On the market for a smidgen over $2.2 million, the recently completed three-bedroom family home just a quick jaunt from Phillippi Creek Restaurant is a testament to Ferguson’s business acumen.
“I did what I wanted to do,” the Michigan native explains. “I was always working for someone else, so I decided to build this house to my own design – I wanted to break away from other people’s aesthetics. I wanted to demonstrate what I can really do.”
It meant tearing down the original house that stood in the way of his dreams, but Ferguson, who worked on the project with architect John Ziemnicki, of Bradenton-based World Design Inc., has no qualms about that. “It was a piece of property that needed to be demolished,” he says. “It was a risk, but I think Sara and I made the right decision building this house.”
Mention the pejorative “McMansion,” and Ferguson bristles. “I’m totally anti that concept,” he says. “This house has an appeal to someone with a ‘less is more’ approach to life; someone who demands attention to details that I have achieved, but maybe wants to downsize.

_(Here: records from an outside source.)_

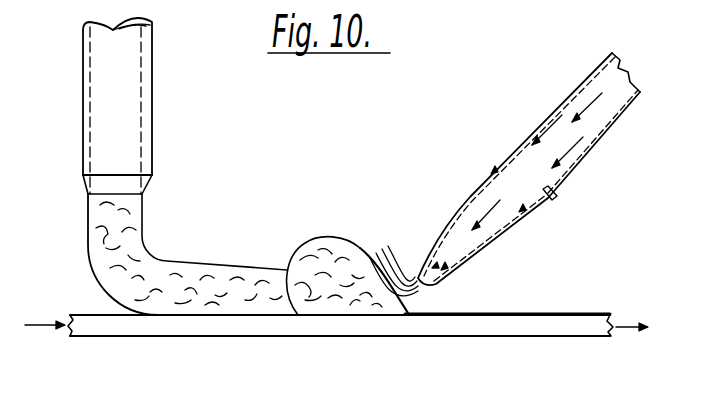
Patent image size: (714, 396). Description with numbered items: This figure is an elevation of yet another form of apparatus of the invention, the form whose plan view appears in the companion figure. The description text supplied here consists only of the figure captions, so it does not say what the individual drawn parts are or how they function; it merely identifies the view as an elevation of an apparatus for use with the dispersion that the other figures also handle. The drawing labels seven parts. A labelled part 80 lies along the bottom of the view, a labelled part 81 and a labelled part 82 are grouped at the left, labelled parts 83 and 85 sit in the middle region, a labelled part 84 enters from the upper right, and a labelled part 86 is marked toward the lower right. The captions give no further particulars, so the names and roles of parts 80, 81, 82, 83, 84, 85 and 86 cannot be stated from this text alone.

The substrate web 80 is at (87, 315).
The paste flow channel 81 is at (145, 242).
The feed tube 82 is at (83, 57).
The squeezed bead 83 is at (397, 289).
The doctor blade 84 is at (489, 173).
The mound of paste 85 is at (311, 240).
The coating layer 86 is at (575, 313).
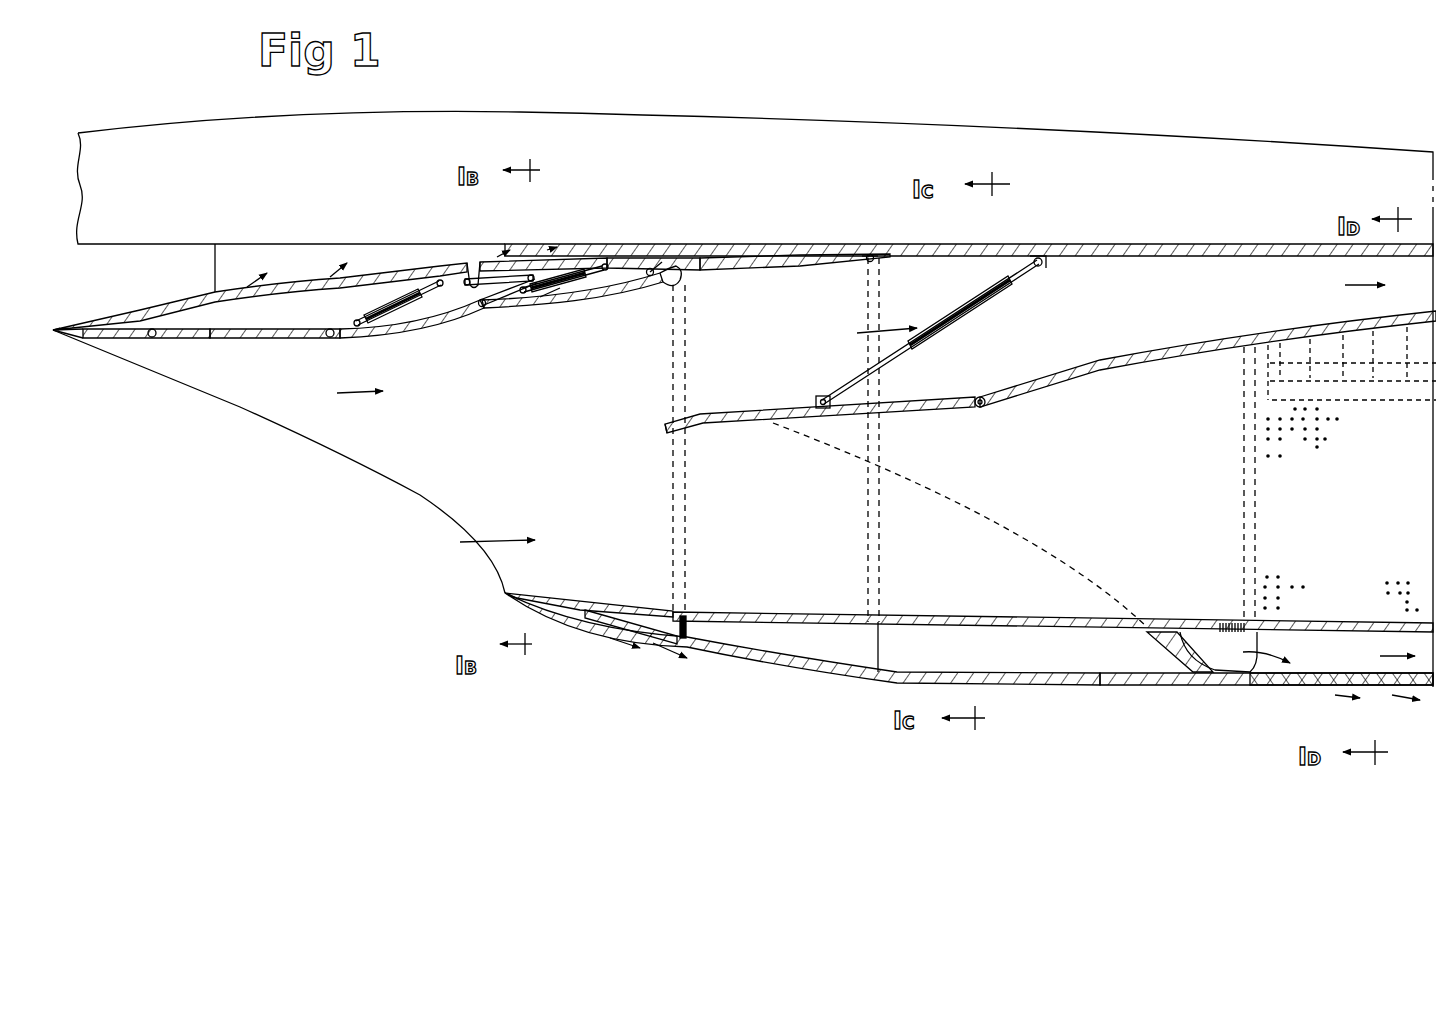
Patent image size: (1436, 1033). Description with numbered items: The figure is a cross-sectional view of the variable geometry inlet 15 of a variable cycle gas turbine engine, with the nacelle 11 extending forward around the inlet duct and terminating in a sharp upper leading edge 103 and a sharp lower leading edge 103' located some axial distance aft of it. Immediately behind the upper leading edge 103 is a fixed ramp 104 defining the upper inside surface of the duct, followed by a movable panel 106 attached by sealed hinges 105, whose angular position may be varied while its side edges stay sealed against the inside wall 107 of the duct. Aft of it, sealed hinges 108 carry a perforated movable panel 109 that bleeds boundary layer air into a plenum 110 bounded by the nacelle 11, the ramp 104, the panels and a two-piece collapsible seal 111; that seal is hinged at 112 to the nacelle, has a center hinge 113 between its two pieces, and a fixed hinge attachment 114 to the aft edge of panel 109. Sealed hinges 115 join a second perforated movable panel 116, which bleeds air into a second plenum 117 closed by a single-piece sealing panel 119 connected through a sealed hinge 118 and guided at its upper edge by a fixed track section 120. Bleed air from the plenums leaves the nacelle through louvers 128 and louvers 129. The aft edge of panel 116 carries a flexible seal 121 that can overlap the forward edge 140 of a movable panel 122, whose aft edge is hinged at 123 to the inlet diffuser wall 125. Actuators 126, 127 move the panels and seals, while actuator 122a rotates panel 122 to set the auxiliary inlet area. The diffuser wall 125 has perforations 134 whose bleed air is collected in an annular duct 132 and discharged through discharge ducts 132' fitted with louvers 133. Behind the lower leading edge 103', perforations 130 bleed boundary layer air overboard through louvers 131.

The nacelle 11 is at (1090, 250).
The variable geometry inlet 15 is at (345, 476).
The upper leading edge 103 is at (101, 307).
The lower leading edge 103' is at (773, 639).
The fixed ramp 104 is at (133, 340).
The sealed hinges 105 is at (165, 342).
The movable panel 106 is at (272, 340).
The inside wall 107 is at (440, 460).
The sealed hinges 108 is at (330, 340).
The perforated movable panel 109 is at (430, 330).
The plenum 110 is at (300, 316).
The two-piece collapsible seal 111 is at (510, 265).
The hinge 112 is at (470, 270).
The center hinge 113 is at (557, 265).
The fixed hinge attachment 114 is at (475, 301).
The sealed hinges 115 is at (482, 308).
The second perforated movable panel 116 is at (577, 305).
The second plenum 117 is at (645, 262).
The sealed hinge 118 is at (690, 248).
The sealing panel 119 is at (745, 275).
The fixed track section 120 is at (885, 262).
The flexible seal 121 is at (663, 285).
The movable panel 122 is at (898, 415).
The actuator 122a is at (990, 300).
The hinge 123 is at (982, 398).
The inlet diffuser wall 125 is at (1298, 308).
The actuator 126 is at (392, 312).
The actuator 127 is at (556, 292).
The louvers 128 is at (297, 282).
The louvers 129 is at (565, 268).
The perforations 130 is at (645, 588).
The louvers 131 is at (605, 630).
The annular duct 132 is at (1352, 381).
The discharge ducts 132' is at (1341, 698).
The louvers 133 is at (1308, 690).
The perforations 134 is at (1285, 457).
The forward edge 140 is at (668, 430).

Maybe they want quality, but not quantity.”
The polished concreate floors, the luxurious kitchen and the attention to details aren’t the only selling points of the abode, which sits at a comfortable 4,615 square feet. According to Ferguson’s wife, Sara, buyers are looking to move away from formal interior design concepts, seeking instead open-plan living. “Blocked off rooms are so formal,” she says. “Very few people want to live that way now. This house has an open environment that has an attractive, contemporary style.”

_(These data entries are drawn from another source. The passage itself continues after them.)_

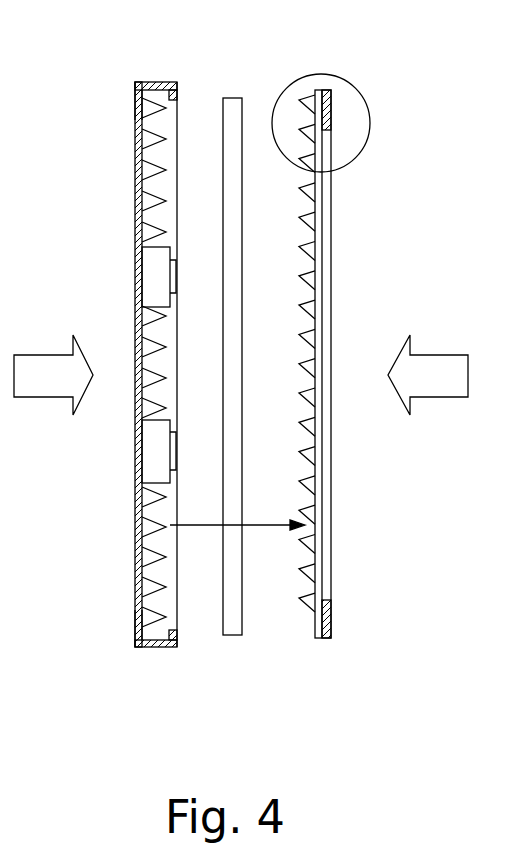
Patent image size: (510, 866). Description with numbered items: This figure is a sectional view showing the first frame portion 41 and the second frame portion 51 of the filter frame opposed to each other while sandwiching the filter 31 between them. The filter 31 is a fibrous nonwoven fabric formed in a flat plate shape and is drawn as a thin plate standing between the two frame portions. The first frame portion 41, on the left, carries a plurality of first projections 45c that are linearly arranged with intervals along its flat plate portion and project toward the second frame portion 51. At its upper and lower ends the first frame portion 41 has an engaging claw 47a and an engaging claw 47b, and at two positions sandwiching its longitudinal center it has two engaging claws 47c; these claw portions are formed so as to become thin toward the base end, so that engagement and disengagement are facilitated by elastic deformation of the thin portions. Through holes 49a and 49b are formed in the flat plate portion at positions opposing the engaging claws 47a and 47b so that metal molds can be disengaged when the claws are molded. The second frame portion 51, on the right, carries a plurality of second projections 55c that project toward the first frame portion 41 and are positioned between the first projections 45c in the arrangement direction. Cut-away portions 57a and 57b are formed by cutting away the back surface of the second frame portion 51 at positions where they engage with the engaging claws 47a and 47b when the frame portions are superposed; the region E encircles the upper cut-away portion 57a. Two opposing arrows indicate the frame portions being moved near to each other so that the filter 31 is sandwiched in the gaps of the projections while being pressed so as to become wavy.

The filter 31 is at (233, 98).
The first frame portion 41 is at (136, 206).
The first projections 45c is at (137, 414).
The engaging claw 47a is at (176, 86).
The engaging claw 47b is at (178, 643).
The engaging claws 47c is at (160, 275).
The through hole 49a is at (135, 90).
The through hole 49b is at (135, 630).
The second frame portion 51 is at (337, 293).
The second projections 55c is at (325, 340).
The cut-away portion 57a is at (328, 98).
The cut-away portion 57b is at (332, 632).
The enlarged region E is at (371, 118).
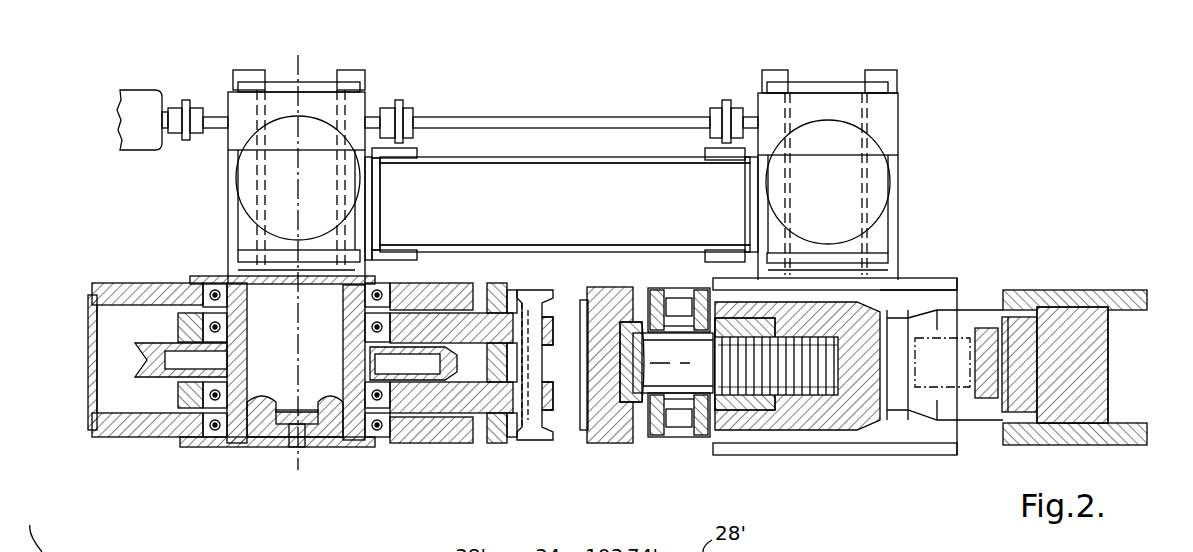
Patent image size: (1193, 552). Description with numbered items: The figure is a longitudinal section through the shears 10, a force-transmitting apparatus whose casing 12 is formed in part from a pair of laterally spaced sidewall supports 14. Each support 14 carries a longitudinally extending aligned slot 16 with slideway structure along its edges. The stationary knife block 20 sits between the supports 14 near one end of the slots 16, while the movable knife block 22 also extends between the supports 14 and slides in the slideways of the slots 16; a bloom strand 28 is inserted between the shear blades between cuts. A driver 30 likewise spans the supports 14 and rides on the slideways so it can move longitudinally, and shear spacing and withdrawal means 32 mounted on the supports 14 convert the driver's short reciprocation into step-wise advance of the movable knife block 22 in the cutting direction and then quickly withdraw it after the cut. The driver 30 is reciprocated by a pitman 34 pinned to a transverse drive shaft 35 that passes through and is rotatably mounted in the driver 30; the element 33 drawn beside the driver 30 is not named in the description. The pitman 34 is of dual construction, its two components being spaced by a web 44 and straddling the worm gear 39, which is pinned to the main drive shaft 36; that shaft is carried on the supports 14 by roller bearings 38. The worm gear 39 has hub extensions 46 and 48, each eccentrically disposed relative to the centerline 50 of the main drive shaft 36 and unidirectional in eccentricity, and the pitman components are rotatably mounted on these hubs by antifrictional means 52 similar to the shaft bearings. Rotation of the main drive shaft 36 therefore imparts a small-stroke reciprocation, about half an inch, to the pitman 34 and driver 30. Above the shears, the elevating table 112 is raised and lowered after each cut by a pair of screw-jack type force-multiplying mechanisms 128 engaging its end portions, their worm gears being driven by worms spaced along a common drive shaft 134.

The shears 10 is at (140, 230).
The casing 12 is at (88, 313).
The sidewall supports 14 is at (1018, 290).
The slots 16 is at (1003, 302).
The stationary knife block 20 is at (1110, 370).
The movable knife block 22 is at (835, 432).
The bloom strand 28 is at (948, 337).
The driver 30 is at (608, 443).
The shear spacing and withdrawal means 32 is at (607, 273).
The plate 33 is at (497, 448).
The pitman 34 is at (442, 283).
The transverse drive shaft 35 is at (563, 438).
The main drive shaft 36 is at (407, 290).
The roller bearings 38 is at (203, 283).
The worm gear 39 is at (135, 358).
The web 44 is at (513, 283).
The hub extension 46 is at (232, 280).
The hub extension 48 is at (250, 432).
The centerline 50 is at (368, 262).
The antifrictional means 52 is at (207, 327).
The elevating table 112 is at (583, 195).
The force-multiplying mechanism 128 is at (227, 183).
The drive shaft 134 is at (612, 122).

Work commenced on the house last July, and while Ferguson admits that the property was built to sell quickly, he’s far from ashamed about his desire to promote his skills as both a designer and the head of a construction company. “When I moved to Sarasota I didn’t know anyone,” he says. “I didn’t know a soul. And in the building industry, it’s all about who you know – Sarasota has a good ol’ boy network going on. But this house is a showcase that proves what I can achieve.”

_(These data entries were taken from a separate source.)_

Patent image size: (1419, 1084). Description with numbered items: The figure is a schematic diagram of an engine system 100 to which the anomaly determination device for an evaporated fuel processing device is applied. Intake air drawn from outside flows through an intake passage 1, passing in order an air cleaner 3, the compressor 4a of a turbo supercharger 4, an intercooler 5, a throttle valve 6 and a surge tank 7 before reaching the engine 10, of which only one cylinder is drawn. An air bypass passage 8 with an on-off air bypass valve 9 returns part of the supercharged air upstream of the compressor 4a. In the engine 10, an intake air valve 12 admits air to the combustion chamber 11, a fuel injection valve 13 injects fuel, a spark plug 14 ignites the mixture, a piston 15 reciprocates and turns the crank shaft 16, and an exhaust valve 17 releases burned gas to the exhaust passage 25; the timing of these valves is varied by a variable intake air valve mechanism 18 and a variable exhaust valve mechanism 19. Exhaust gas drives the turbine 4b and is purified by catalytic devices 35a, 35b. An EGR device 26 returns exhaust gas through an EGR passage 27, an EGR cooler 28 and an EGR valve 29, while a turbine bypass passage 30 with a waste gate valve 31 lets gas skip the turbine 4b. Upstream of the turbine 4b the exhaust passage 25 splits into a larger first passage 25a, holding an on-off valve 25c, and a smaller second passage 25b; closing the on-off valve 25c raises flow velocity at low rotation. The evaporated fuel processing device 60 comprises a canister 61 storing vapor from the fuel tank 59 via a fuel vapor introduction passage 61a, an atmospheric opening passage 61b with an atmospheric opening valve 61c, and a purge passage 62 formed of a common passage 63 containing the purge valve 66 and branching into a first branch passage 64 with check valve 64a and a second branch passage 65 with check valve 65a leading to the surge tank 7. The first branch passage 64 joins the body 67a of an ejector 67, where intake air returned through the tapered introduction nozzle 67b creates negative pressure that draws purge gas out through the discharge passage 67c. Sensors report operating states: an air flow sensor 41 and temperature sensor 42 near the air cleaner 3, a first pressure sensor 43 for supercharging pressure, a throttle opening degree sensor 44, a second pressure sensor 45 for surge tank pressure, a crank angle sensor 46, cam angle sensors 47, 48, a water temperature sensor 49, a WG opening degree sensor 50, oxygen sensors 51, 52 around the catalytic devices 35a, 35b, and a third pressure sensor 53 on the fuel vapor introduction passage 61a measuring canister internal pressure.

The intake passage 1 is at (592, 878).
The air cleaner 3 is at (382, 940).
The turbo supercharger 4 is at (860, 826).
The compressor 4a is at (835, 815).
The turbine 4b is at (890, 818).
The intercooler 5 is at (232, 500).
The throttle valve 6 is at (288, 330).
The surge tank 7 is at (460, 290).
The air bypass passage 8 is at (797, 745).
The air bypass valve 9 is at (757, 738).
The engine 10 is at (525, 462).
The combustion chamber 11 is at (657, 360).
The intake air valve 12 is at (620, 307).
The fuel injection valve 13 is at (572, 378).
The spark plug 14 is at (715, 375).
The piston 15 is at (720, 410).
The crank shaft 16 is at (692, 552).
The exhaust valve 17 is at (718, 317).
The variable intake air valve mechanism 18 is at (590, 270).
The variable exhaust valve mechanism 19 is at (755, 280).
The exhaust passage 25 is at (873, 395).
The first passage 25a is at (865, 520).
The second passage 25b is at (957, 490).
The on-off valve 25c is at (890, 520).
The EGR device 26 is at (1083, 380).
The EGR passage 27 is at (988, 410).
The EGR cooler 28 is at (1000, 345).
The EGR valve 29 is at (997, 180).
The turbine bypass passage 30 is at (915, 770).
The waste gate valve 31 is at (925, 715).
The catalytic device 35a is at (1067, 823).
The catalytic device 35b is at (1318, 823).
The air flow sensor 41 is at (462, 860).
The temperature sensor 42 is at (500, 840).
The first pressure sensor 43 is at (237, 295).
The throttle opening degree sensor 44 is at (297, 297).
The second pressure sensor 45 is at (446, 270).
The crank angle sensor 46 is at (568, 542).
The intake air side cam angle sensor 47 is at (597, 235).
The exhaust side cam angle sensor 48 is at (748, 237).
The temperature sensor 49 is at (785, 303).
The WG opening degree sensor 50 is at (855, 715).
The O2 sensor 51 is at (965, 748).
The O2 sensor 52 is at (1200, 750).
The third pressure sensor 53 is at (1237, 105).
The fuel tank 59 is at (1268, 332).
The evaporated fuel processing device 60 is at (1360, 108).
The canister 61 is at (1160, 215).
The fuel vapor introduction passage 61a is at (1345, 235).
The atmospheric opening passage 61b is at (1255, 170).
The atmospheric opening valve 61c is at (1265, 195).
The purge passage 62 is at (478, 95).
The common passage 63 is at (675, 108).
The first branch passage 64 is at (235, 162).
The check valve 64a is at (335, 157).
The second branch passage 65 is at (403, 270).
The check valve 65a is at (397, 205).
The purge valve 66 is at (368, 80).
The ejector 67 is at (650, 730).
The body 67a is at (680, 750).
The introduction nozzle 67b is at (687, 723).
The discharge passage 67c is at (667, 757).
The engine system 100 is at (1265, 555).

The couple’s future now lies with another lot on the Grand Canal.
“It’s a challenge,” Ferguson concedes. Walking around his prize possession, he notes that the economy appears to be on the up, but there are still challenges ahead for everyone in the building industry.
“I could have gone gangbusters on this house,” he says. “It’s amazing how quickly a builder can go through money. People don’t appreciate that fact. But I’m confident I will sell this house, and that my company will succeed. There’s been a lot of interest from potential buyers. It’s just a question of time.”